Q: What are your recommendations for preparing RNA for REALLY-rNONE?

A: RNA extraction techniques vary widely depending on the Kingdom and Phylum of the organism. Please follow the appropriate standard protocols for total RNA extraction from your study organism.

We recommend total RNA be quantified post extraction using either the Qubit RNA HS or BR assay kit and manufacturer’s instructions. RNA integrity should be measured using a TapeStation or Bioanalyzer and associated reagents. RIN greater than 7 is preferred input. 

We have now included an optional, but recommended DNase I treatment module to remove any remaining genomic DNA prior to RNA-Seq to reduce spurious effects of DNA.

Q: Why are there three sets of beads in the REALLY-rNONE kit?

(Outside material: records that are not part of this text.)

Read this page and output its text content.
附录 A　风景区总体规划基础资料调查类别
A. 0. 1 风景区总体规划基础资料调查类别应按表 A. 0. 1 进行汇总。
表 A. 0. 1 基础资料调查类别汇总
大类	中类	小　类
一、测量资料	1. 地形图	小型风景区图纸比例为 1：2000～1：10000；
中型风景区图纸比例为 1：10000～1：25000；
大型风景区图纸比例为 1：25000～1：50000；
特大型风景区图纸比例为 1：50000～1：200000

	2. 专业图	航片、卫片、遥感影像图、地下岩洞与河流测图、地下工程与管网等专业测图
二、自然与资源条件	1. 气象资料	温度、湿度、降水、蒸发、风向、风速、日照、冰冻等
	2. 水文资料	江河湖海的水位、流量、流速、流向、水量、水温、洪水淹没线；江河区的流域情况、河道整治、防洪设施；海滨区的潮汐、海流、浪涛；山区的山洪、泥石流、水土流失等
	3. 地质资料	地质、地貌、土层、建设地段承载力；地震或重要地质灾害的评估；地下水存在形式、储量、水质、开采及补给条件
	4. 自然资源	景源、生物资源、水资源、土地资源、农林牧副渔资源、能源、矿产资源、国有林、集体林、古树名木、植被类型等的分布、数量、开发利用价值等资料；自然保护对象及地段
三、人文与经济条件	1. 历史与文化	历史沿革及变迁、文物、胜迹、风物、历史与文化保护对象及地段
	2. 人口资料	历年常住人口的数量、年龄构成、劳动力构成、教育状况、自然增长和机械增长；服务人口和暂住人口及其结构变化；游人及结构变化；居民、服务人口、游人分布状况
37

A: The REALLY workflow employs magnetic beads at various steps of the protocol:

1. Clarefy™ DNA purification beads - These magnetic beads are used for removal of proteins, enzymes and buffers after the first-strand cDNA synthesis, Ligation and index PCR steps

2. Streptavidin beads: These magnetic beads are used in the ribosomal RNA (cDNA) removal steps. These beads bind to the biotinylated rRNA probes and enable efficient pull-down

3. NEW! rNONE purification beads: These magnetic beads are used to purify the depleted cDNA pool. These are similar to the Clarefy™ DNA purification beads but now now allow purification in smaller volumes enabling better through-flex and automation.